Globally, dengue kills around 100 people every day. While the world’s media focuses on combatting coronavirus, we must ensure the lack of attention doesn’t allow dengue to win through. If you live in one of the more than 125 at-risk countries, there are simple steps you can take to help protect your home and your family against the virus. Before we look at those, let’s start by quickly reminding ourselves how Aedes mosquitoes live and breed, and how the dengue virus spreads.
Aedes aegypti mosquitoes – the primary dengue vector – live inside and outside the home. Their favourite breeding ground is containers with clear, stagnant water, such as old tyres, empty food cans, flower pots, plastic bottles or jars that collect rainwater. They lay their eggs in these. It then takes just eight days for the egg to hatch and the larvae to transform through the pupae stage to an adult mosquito.

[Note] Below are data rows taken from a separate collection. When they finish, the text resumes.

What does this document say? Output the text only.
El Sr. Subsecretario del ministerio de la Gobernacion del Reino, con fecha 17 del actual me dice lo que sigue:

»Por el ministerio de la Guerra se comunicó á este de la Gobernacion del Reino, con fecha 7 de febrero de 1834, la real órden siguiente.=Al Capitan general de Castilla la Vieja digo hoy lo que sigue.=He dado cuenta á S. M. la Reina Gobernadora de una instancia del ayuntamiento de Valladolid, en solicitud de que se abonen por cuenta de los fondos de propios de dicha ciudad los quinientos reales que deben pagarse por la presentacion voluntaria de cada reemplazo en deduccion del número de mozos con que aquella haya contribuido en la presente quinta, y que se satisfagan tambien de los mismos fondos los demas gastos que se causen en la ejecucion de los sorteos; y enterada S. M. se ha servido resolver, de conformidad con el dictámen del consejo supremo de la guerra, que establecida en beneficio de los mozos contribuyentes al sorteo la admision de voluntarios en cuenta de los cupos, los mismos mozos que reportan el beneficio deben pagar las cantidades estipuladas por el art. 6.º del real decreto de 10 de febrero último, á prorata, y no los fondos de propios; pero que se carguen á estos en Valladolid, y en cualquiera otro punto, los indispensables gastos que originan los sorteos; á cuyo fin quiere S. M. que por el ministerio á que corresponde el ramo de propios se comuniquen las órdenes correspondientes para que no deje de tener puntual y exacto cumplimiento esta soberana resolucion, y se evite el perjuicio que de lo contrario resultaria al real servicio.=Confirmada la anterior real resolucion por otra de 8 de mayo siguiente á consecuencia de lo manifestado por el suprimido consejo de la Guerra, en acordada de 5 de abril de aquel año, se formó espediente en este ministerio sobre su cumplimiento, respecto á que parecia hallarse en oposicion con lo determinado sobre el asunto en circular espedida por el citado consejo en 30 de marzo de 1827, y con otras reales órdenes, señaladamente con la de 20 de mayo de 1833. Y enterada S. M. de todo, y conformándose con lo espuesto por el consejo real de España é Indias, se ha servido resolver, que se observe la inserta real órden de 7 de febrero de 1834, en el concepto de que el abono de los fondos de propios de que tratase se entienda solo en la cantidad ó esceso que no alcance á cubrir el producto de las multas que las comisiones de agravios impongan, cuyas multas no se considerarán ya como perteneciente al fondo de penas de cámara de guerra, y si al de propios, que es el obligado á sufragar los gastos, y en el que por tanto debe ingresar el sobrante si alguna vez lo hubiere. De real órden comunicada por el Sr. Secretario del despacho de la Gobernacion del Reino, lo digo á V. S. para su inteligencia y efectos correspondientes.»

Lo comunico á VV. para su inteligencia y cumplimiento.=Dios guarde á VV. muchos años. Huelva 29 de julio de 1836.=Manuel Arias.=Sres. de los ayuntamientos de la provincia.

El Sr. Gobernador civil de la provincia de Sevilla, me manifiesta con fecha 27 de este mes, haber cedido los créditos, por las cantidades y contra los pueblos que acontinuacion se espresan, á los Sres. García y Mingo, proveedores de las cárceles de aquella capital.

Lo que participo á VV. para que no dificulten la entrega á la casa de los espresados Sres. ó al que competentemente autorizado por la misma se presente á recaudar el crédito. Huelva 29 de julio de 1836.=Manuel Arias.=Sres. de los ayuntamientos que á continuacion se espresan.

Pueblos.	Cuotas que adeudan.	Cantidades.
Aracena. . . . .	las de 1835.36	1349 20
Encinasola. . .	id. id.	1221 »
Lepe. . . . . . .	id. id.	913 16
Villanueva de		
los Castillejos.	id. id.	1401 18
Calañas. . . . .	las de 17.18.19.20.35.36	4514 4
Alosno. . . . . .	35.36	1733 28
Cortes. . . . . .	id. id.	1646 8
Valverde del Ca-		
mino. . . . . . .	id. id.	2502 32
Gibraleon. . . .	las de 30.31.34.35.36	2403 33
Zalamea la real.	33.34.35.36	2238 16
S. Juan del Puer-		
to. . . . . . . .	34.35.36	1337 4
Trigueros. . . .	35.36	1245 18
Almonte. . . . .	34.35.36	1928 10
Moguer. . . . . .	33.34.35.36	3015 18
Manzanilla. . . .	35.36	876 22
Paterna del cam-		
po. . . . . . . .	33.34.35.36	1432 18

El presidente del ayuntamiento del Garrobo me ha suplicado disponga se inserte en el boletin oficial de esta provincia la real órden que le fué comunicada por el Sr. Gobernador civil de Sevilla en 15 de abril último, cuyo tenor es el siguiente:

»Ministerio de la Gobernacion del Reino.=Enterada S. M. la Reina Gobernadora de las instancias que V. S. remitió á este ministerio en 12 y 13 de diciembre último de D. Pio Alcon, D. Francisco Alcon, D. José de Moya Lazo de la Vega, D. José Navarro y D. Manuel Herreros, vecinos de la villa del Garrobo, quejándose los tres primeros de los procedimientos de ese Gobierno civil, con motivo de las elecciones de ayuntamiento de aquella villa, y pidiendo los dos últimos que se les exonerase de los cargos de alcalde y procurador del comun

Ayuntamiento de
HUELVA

You can catch dengue if an infected mosquito bites you. A mosquito becomes infected with dengue by biting an infected person. The parasite develops inside the mosquito during the next five to ten days. An infected mosquito can then pass the virus onto any person it bites. Aedes aegypti mosquitoes bite throughout the day, especially during early morning and late afternoon.
The most effective way to prevent dengue spreading is, therefore, to avoid mosquito bites and to stop mosquitoes breeding. These simple steps will help:
- Cover bare skin with loose clothing; mosquitoes can bite through tight-fitting clothes. Long sleeves, long pants, closed shoes and hats are ideal.
- Use insect repellants containing DEET, following the instructions on the label. Apply 30 minutes after sunscreen. Reapply after swimming or if you’re sweating a lot.
- Sleep under a mosquito net, ideally one that has been treated with insecticide.
- Fit fly screens on windows. And if you have an air-conditioner, use it instead of opening windows and doors.
- Use mosquito coils or electric insecticide vaporisers to kill any mosquitoes that do get inside. Always follow product instructions.
- Drain away standing water in containers such as buckets, tyres, bottles, jars and cans. Destroy and dispose of them if possible.
- Change the water in pet dishes, birdbaths, flowerpots and vases every day. Wash the containers out weekly with a brush or sponge to remove any mosquito eggs.
- Cover large cisterns and containers with a tight lid. If they don’t have a lid, cover with a mesh that has holes smaller than an adult mosquito.
- Put small fish, such as guppies, in large vessels with standing water that are difficult to drain; they like to eat mosquito larvae.
- If you get a fever, rest in a screened or air-conditioned room, or under a bed net. If you get bitten by a mosquito, you could pass your dengue on.
Do Aedes mosquitoes live in your neighbourhood? What are you doing to keep them at bay? How are you protecting yourself and your family from dengue?